I have maintained a generally upbeat outlook on global markets since last summer’s low, expecting stock markets to climb the proverbial “wall of worry.”
Indeed, markets have managed to dodge a number of obstacles in recent months including: The 2012 edition of the euro-zone debt crisis, divisive election year politics here in the U.S., and of course fiscal cliff worries.
But through it all, one of the biggest factors working in favor of higher share prices has been pessimistic investor sentiment, which as usual, built this wall of worry for the S&P 500 to climb higher by 17.6 percent since June 2012.
This highlights an important lesson from legendary investor Warren Buffett who says investors should attempt to:
“be fearful when others are greedy and greedy only when others are fearful.”

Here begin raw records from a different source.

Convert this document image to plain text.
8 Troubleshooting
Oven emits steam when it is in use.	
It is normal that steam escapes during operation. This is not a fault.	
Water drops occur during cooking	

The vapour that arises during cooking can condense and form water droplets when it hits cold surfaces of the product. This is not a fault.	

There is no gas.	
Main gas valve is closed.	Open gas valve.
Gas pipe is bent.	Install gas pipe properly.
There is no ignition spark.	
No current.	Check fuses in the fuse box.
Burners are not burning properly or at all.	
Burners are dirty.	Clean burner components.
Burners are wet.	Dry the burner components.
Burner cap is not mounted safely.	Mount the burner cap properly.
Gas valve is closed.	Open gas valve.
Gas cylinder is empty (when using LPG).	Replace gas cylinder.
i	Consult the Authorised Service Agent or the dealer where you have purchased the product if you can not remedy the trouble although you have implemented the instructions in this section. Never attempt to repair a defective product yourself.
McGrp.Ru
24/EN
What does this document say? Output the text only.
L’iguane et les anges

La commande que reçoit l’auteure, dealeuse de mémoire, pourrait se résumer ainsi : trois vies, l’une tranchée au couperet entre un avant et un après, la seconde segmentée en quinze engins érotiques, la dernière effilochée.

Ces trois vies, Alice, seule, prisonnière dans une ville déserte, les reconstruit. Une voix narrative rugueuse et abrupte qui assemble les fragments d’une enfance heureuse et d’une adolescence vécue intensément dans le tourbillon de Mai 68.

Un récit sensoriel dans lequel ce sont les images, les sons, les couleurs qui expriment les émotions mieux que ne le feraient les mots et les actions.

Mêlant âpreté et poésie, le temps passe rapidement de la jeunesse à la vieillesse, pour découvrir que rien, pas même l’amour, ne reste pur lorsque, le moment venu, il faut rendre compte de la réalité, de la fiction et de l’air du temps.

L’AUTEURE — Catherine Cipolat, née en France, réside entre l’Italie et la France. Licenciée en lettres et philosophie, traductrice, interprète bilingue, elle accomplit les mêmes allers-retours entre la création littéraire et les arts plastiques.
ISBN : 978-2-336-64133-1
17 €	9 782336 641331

That’s why I cringed during my weekend reading when I ran across this story in the New York Times: As Worries Ebb, Small Investors Propel Markets. With this frightening array of obstacles seemingly overcome “Americans seem to be falling in love with stocks again.”
As I wrote in a recent Money and Markets column, as investors we must be wary of the consensus view and be willing to break from the crowd. We all know from experience, that investor sentiment is a notorious contrary indicator, or as the column states: “investors tend to buy and sell at precisely the wrong moments.”
Greed is on the Rise
The S&P 500 Index has more than doubled since the March 2009 low, and is now within sight of its all-time high of 1,565 notched in 2007. Likewise, investor optimism is on the rise too. “The level of bullishness among small investors has nearly doubled just since mid-November,” as the Times article attests.
In fact, the American Association of Individual Investors (AAII) sentiment ratio moved into over bought territory recently and now stands at the highest level since before the market peaked last March.
Also, investors are shifting their asset allocation back toward stock mutual funds again. In the last three weeks alone $14.9 billion has flowed into stock mutual funds — the most since 2001!
|Investors are pouring money into stocks again.|
But that’s really just a drop in the bucket compared to the $592 billion investors have drained from long-only stock funds since 2007.
So it may be premature to label this subtle shift in asset allocation a buying stampede. Most important, the uptrend in most global stock markets remains intact at present.
A simple way to determine this at-a-glance is to look at a one-year chart of any major stock market index, like the S&P 500 below.
One of the simplest definitions of an uptrend (as seen above) is that:
#1: Prices remain above their short-term (50-day) and longer-term (200-day) moving averages
#2: The short-term moving average (50-day) is above the long-term (200-day) moving average and
#3: Both moving averages are on the rise.
Surveying the stock market as of Monday’s close, we see check, check, and check.
The only caveat is this; the further above these moving averages prices climb, the greater the odds of a pull back in stocks.
The S&P 500 Index is about 5 percent above its rising 50-day moving average right now. The market was similarly extended in April and September 2012, just before corrections set in.
This doesn’t mean you should sell everything and wait for a pullback that may never come or at least not for a long time and perhaps from much higher prices.
However, it does mean you should exercise some caution when investing new money and avoid chasing stocks that are already extended.
Above all, watch your current investment holdings carefully and set stops on positions to help preserve profits.
There are Times to Buy
and Times to Sell
This reminds me of sage advice from another legendary investor: Sir John Templeton. Among his 16 Rules for Investment Success, Templeton stressed being open-minded and flexible with your investment approach.
“There are times to buy blue chip stocks, cyclical stocks, corporate bonds, U.S. Treasury instruments, and so on. And there are times to sit on cash,” Templeton wrote.
In other words, follow an all-weather investment approach that gives you the opportunity to invest in all major asset classes when appropriate: Stocks, bonds, commodities, currencies and cash, an often overlooked but important asset class.
Your goal should be to stay invested in the best asset class for the majority of the uptrend. Above all, remain objective and monitor your investments closely. And when the trend changes, be nimble enough to change your approach and move on to an asset class with greater potential.
Sir John put it best: “The fact is there is no one kind of investment that is always best. Expect and react to change. No bull market is permanent. No bear market is permanent.”